To address this problem, the PBA chairman said, the banking industry is scaling up its capacity to do bridge financing for developers. “Our skills are in end-user mortgage financing. Banks have hardly done any bridge or contractor financing. We’re training our corporate and investment banking people. The ideal structure will be to do project finance and its take-out is then generated from end-user mortgages. Their handshake is necessary,” he said.

Outstanding loans for construction amount to only Rs72.8bn, about 1.4pc of the total loans to private-sector businesses.

Talking to Dawn, Pakistan Institute of Development Economics Vice Chancellor Dr Nadeem ul Haque said the government should resist the temptation of subsidising housing loans for the poor. “The government should help the poor become part of the middle class. Handing out housing units to the poor won’t do them any good. At best, they’ll sell those units and move back to where they came from,” he said.
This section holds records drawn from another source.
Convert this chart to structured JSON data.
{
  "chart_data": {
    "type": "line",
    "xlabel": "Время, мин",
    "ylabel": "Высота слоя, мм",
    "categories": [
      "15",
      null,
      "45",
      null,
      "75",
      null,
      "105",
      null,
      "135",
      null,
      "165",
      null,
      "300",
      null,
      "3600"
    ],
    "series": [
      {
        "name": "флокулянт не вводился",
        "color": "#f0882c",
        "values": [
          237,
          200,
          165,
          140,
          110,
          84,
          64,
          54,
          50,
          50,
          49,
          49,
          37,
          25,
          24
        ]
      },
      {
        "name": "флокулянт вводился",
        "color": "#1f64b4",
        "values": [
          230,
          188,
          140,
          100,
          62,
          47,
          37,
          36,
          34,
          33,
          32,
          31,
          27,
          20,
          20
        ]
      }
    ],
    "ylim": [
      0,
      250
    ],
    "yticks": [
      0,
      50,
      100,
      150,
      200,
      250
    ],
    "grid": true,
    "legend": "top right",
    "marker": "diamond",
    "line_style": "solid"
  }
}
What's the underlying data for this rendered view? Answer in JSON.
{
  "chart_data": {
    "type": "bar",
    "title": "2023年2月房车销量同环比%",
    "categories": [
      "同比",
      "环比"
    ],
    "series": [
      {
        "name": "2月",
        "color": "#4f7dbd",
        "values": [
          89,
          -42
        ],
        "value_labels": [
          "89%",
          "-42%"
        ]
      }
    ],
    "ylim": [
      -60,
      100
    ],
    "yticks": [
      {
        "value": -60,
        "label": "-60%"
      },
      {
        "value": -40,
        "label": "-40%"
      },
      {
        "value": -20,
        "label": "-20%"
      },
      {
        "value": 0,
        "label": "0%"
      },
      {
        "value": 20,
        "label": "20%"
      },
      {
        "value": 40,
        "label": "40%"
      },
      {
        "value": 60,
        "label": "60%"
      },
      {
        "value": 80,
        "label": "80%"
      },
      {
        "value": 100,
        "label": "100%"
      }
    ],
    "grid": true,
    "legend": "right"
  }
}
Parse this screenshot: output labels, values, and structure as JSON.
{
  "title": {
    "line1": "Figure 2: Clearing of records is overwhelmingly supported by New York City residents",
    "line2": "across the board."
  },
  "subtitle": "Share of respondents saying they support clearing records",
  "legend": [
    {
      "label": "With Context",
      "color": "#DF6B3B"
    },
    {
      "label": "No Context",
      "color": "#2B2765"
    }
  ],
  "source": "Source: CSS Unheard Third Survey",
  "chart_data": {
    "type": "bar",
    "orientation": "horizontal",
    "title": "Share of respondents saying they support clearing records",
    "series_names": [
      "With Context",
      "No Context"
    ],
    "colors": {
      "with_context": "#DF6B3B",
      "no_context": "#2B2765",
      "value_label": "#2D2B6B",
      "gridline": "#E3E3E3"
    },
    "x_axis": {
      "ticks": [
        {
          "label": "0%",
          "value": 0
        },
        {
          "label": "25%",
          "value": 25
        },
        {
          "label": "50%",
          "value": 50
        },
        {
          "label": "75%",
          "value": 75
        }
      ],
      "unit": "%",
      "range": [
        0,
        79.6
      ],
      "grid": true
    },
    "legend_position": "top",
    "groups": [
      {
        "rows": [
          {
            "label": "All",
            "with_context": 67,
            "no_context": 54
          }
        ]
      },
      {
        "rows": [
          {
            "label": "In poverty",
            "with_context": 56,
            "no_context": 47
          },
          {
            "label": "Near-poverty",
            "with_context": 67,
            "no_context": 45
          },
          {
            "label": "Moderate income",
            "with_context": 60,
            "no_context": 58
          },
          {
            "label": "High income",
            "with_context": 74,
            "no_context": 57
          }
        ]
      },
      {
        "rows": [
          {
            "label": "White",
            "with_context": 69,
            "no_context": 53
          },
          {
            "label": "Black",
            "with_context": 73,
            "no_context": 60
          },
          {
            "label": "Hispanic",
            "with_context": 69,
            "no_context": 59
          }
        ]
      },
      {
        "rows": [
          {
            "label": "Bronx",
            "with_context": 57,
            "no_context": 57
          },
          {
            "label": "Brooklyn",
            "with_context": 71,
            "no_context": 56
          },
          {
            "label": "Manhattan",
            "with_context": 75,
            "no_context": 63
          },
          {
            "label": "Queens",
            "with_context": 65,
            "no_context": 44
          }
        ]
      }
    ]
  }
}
The only solution is to go for high-rise buildings in the centre of cities, he said. “A population of 220m can’t live in bungalows. You have to grow the cities vertically.”

In addition, he vehemently opposed the idea of subsidised housing finance. “There shouldn’t be any backstop guarantees. Otherwise, banks will hand out loans left, right and centre and then come to the government for a bailout. They have done that so many times and in so many countries.”